На этот раз Порфирий Владимирыч серьезно обиделся и замолчал. Долго ходили они рядом взад и вперед по столовой. Аннинька зевала, Порфирий Владимирыч в каждом углу крестился. Наконец доложили, что поданы лошади, и началась обычная комедия родственных проводов. Головлев надел шубу, вышел на крыльцо, расцеловался с Аннинькой, кричал на людей: ноги-то! ноги-то теплее закутывайте! или кутййки-то! кутейки-то взяли ли? ах, не забыть бы! – и крестил при этом воздух.
Съездила Аннинька на могилку к бабушке, попросила воплинского батюшку панихидку отслужить, и когда дьячки уныло затянули вечную память, то поплакала. Картина, среди которой совершалась церемония, была печальная. Церковь, при которой схоронили Арину Петровну, принадлежала к числу бедных; штукатурка местами обвалилась и обнажила большими заплатами кирпичный остов; колокол звонил слабо и глухо; риза на священнике обветшала. Глубокий снег покрывал кладбище, так что нужно было разгребать дорогу лопатами, чтоб дойти до могилы; памятника еще не существовало, а стоял простой белый крест, на котором даже надписи никакой не значилось. Погост стоял уединенно, в стороне от всякого селения; неподалеку от церкви ютились почерневшие избы священника и причетников, а кругом во все стороны стлалась сиротливая снежная равнина, на поверхности которой по местам торчал какой-то хворост. Крепкий мартовский ветер носился над кладбищем, беспрестанно захлестывая ризу на священнике и относя в сторону пение причетников.

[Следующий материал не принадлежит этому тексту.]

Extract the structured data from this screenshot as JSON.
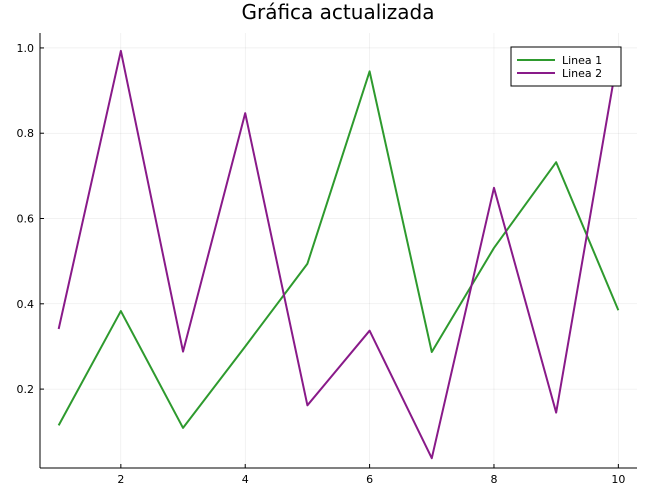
{
  "chart_data": {
    "type": "line",
    "title": "Gráfica actualizada",
    "xlabel": "",
    "ylabel": "",
    "xlim": [
      0.7,
      10.3
    ],
    "ylim": [
      0.015,
      1.035
    ],
    "xticks": [
      2,
      4,
      6,
      8,
      10
    ],
    "yticks": [
      0.2,
      0.4,
      0.6,
      0.8,
      1.0
    ],
    "ytick_labels": [
      "0.2",
      "0.4",
      "0.6",
      "0.8",
      "1.0"
    ],
    "grid": true,
    "legend_position": "top-right",
    "x": [
      1,
      2,
      3,
      4,
      5,
      6,
      7,
      8,
      9,
      10
    ],
    "series": [
      {
        "name": "Linea 1",
        "color": "#2e9a2e",
        "values": [
          0.115,
          0.383,
          0.109,
          0.3,
          0.494,
          0.945,
          0.287,
          0.531,
          0.732,
          0.385
        ]
      },
      {
        "name": "Linea 2",
        "color": "#891a89",
        "values": [
          0.341,
          0.993,
          0.288,
          0.847,
          0.162,
          0.337,
          0.038,
          0.672,
          0.145,
          0.988
        ]
      }
    ]
  }
}
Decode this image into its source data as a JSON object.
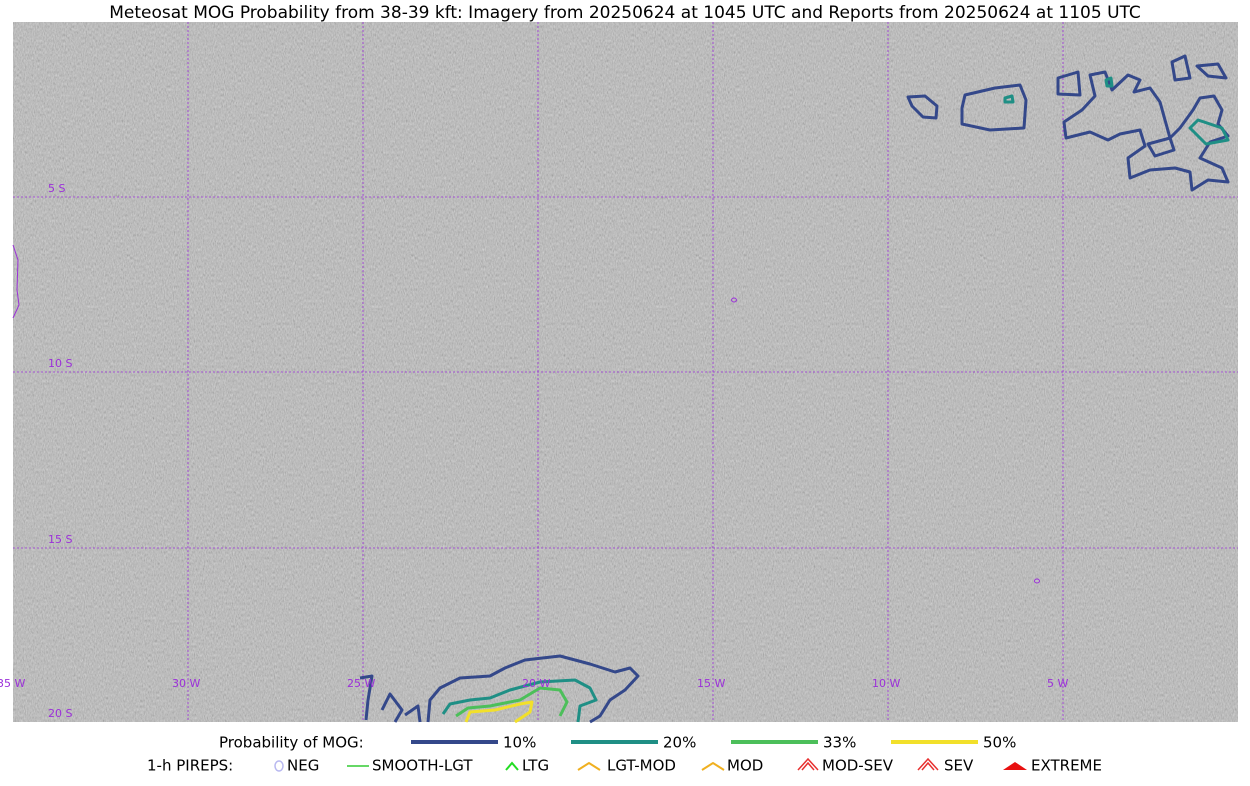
{
  "title": "Meteosat MOG Probability from 38-39 kft: Imagery from 20250624 at 1045 UTC and Reports from 20250624 at 1105 UTC",
  "map": {
    "lat_labels": [
      "5 S",
      "10 S",
      "15 S",
      "20 S"
    ],
    "lon_labels": [
      "35 W",
      "30 W",
      "25 W",
      "20 W",
      "15 W",
      "10 W",
      "5 W"
    ],
    "grid_color": "#9b30d9"
  },
  "legend": {
    "probability": {
      "label": "Probability of MOG:",
      "levels": [
        {
          "label": "10%",
          "color": "#34488a"
        },
        {
          "label": "20%",
          "color": "#1f8f85"
        },
        {
          "label": "33%",
          "color": "#4cbf5a"
        },
        {
          "label": "50%",
          "color": "#f2e02a"
        }
      ]
    },
    "pireps": {
      "label": "1-h PIREPS:",
      "items": [
        {
          "label": "NEG",
          "color": "#b8b8f0"
        },
        {
          "label": "SMOOTH-LGT",
          "color": "#33cc33"
        },
        {
          "label": "LTG",
          "color": "#22dd22"
        },
        {
          "label": "LGT-MOD",
          "color": "#f0b020"
        },
        {
          "label": "MOD",
          "color": "#f0b020"
        },
        {
          "label": "MOD-SEV",
          "color": "#e83030"
        },
        {
          "label": "SEV",
          "color": "#e83030"
        },
        {
          "label": "EXTREME",
          "color": "#e81010"
        }
      ]
    }
  }
}
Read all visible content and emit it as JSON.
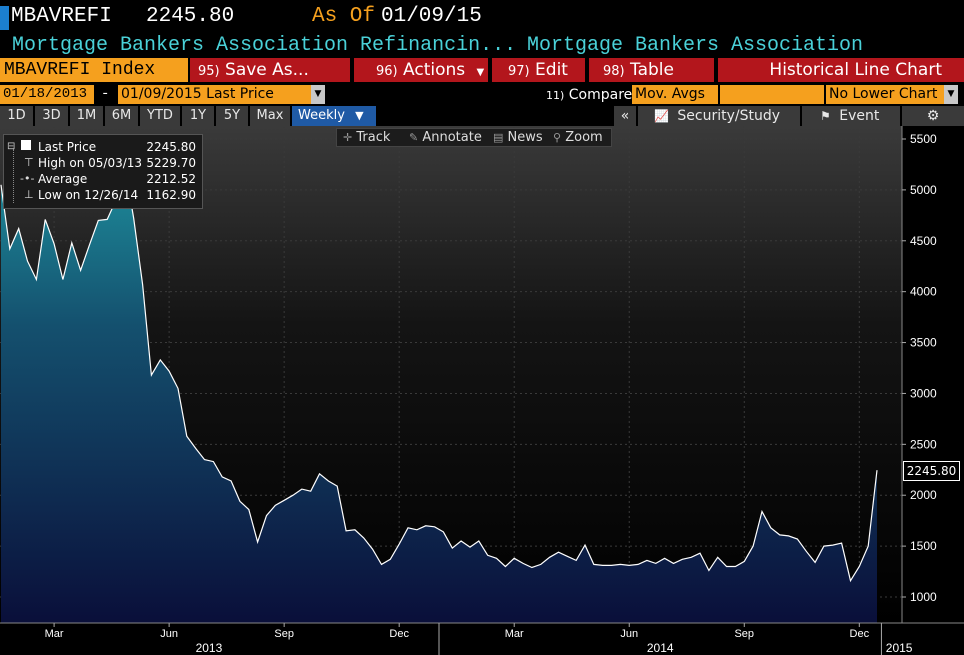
{
  "header": {
    "ticker": "MBAVREFI",
    "price": "2245.80",
    "as_of_label": "As Of",
    "as_of_date": "01/09/15",
    "description_left": "Mortgage Bankers Association Refinancin...",
    "description_right": "Mortgage Bankers Association"
  },
  "menu": {
    "index_label": "MBAVREFI Index",
    "save_num": "95)",
    "save_label": "Save As...",
    "actions_num": "96)",
    "actions_label": "Actions",
    "edit_num": "97)",
    "edit_label": "Edit",
    "table_num": "98)",
    "table_label": "Table",
    "chart_title": "Historical Line Chart"
  },
  "daterow": {
    "start_date": "01/18/2013",
    "dash": "-",
    "end_date": "01/09/2015 Last Price",
    "compare_num": "11)",
    "compare_label": "Compare",
    "mov_avgs": "Mov. Avgs",
    "lower_chart": "No Lower Chart"
  },
  "periods": {
    "items": [
      "1D",
      "3D",
      "1M",
      "6M",
      "YTD",
      "1Y",
      "5Y",
      "Max"
    ],
    "frequency": "Weekly",
    "collapse": "«",
    "security_study": "Security/Study",
    "event": "Event"
  },
  "tools": {
    "track": "Track",
    "annotate": "Annotate",
    "news": "News",
    "zoom": "Zoom"
  },
  "legend": {
    "last_label": "Last Price",
    "last_value": "2245.80",
    "high_label": "High on 05/03/13",
    "high_value": "5229.70",
    "avg_label": "Average",
    "avg_value": "2212.52",
    "low_label": "Low on 12/26/14",
    "low_value": "1162.90"
  },
  "colors": {
    "orange": "#f5a01e",
    "red": "#b3161c",
    "cyan_text": "#4ad1d8",
    "line": "#ffffff",
    "fill_top": "#1e8e9c",
    "fill_bottom": "#0a0f3a"
  },
  "chart_data": {
    "type": "area",
    "series_name": "Last Price",
    "ylim": [
      800,
      5650
    ],
    "y_ticks": [
      "5500",
      "5000",
      "4500",
      "4000",
      "3500",
      "3000",
      "2500",
      "2000",
      "1500",
      "1000"
    ],
    "y_tick_values": [
      5500,
      5000,
      4500,
      4000,
      3500,
      3000,
      2500,
      2000,
      1500,
      1000
    ],
    "month_labels": [
      "Mar",
      "Jun",
      "Sep",
      "Dec",
      "Mar",
      "Jun",
      "Sep",
      "Dec"
    ],
    "month_label_weeks": [
      6,
      19,
      32,
      45,
      58,
      71,
      84,
      97
    ],
    "year_labels": [
      "2013",
      "2014",
      "2015"
    ],
    "year_label_weeks": [
      23.5,
      74.5,
      101.5
    ],
    "year_divider_weeks": [
      -2,
      49.5,
      99.5
    ],
    "last_value_tag": "2245.80",
    "values": [
      5050,
      4420,
      4620,
      4300,
      4120,
      4710,
      4470,
      4120,
      4480,
      4210,
      4460,
      4700,
      4710,
      4900,
      5230,
      4720,
      4070,
      3180,
      3330,
      3220,
      3050,
      2580,
      2460,
      2350,
      2330,
      2180,
      2140,
      1940,
      1860,
      1540,
      1800,
      1900,
      1950,
      2000,
      2060,
      2040,
      2210,
      2140,
      2090,
      1650,
      1660,
      1580,
      1470,
      1320,
      1370,
      1520,
      1680,
      1660,
      1700,
      1690,
      1640,
      1480,
      1550,
      1490,
      1550,
      1410,
      1380,
      1300,
      1380,
      1330,
      1290,
      1320,
      1390,
      1440,
      1400,
      1360,
      1510,
      1320,
      1310,
      1310,
      1320,
      1310,
      1320,
      1360,
      1330,
      1380,
      1330,
      1370,
      1390,
      1430,
      1260,
      1390,
      1300,
      1300,
      1350,
      1500,
      1840,
      1680,
      1610,
      1600,
      1570,
      1450,
      1340,
      1500,
      1510,
      1530,
      1160,
      1300,
      1500,
      2245.8
    ]
  }
}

– И кто бы, сударыня, подумал, что под сим скромным крестом, при бедной нашей церкви, нашла себе успокоение богатейшая некогда помещица здешнего уезда! – сказал священник по окончании литии.
При этих словах Аннинька и еще поплакала. Ей вспомнилось: где стол был яств – там гроб стоит, и слезы так и лились. Потом она пошла к батюшке в хату, напилась чаю, побеседовала с матушкой, опять вспомнила: и бледна смерть на всех глядит – и опять много и долго плакала.
В Погорелку не было дано знать о приезде барышни, и потому там даже комнат в доме не истопили. Аннинька, не снимая шубы, прошла по всем комнатам и остановилась на минуту только в спальной бабушки и в образной. В бабушкиной комнате стояла ее постель, на которой так и лежала неубранная груда замасленных пуховиков и несколько подушек без наволочек. На письменном столе валялись разбросанные лоскутья бумаги; пол был неметен, и густой слой пыли покрывал все предметы. Аннинька присела в кресло, в котором сиживала бабушка, и задумалась. Сначала явились воспоминания прошлого, потом на смену им пришли представления настоящего. Первые проходили в виде обрывков, мимолетно и не задерживаясь; вторые оседали плотно. Давно ли рвалась она на волю, давно ли Погорелка казалась ей постылою – и вот теперь вдруг ее сердце переполнило какое-то болезненное желание пожить в этом постылом месте. Тихо здесь; неуютно, неприглядно, но тихо, так тихо, словно все кругом умерло. Воздуху много и простору: вон оно, поле, – так бы и побежала. Без цели, без оглядки, только чтоб дышалось сильнее, чтоб грудь саднило. А там, в этой полукочевой среде, из которой она только что вырвалась и куда опять должна возвратиться, – что ее ждет? и что она оттуда вынесла? – Воспоминание о пропитанных вонью гостиницах, об вечном гвалте, несущемся из общей столовой и из биллиардной, о нечесаных и немытых половых, об репетициях среди царствующих на сцене сумерек, среди полотняных, раскрашенных кулис, до которых дотронуться гнусно, на сквозном ветру, на сырости… Вот и только! А потом: офицеры, адвокаты, цинические речи, пустые бутылки, скатерти, залитые вином, облака дыма, и гвалт, гвалт, гвалт! И что они говорили ей! с каким цинизмом к ней прикасались!.. Особливо тот, усатый, с охрипшим от перепоя голосом, с воспаленными глазами, с вечным запахом конюшни… ах, что он говорил! Аннинька при этом воспоминании даже вздрогнула и зажмурила глаза. Потом, однако ж, очнулась, вздохнула и перешла в образную. В киоте стояло уже немного образов, только те, которые несомненно принадлежали ее матери, а остальные, бабушкины, были вынуты и увезены Иудушкой, в качестве наследника, в Головлево. Образовавшиеся вследствие этого пустые места смотрели словно выколотые глаза. И лампад не было – все взял Иудушка; только один желтого воска огарок сиротливо ютился, забытый в крохотном жестяном подсвечнике.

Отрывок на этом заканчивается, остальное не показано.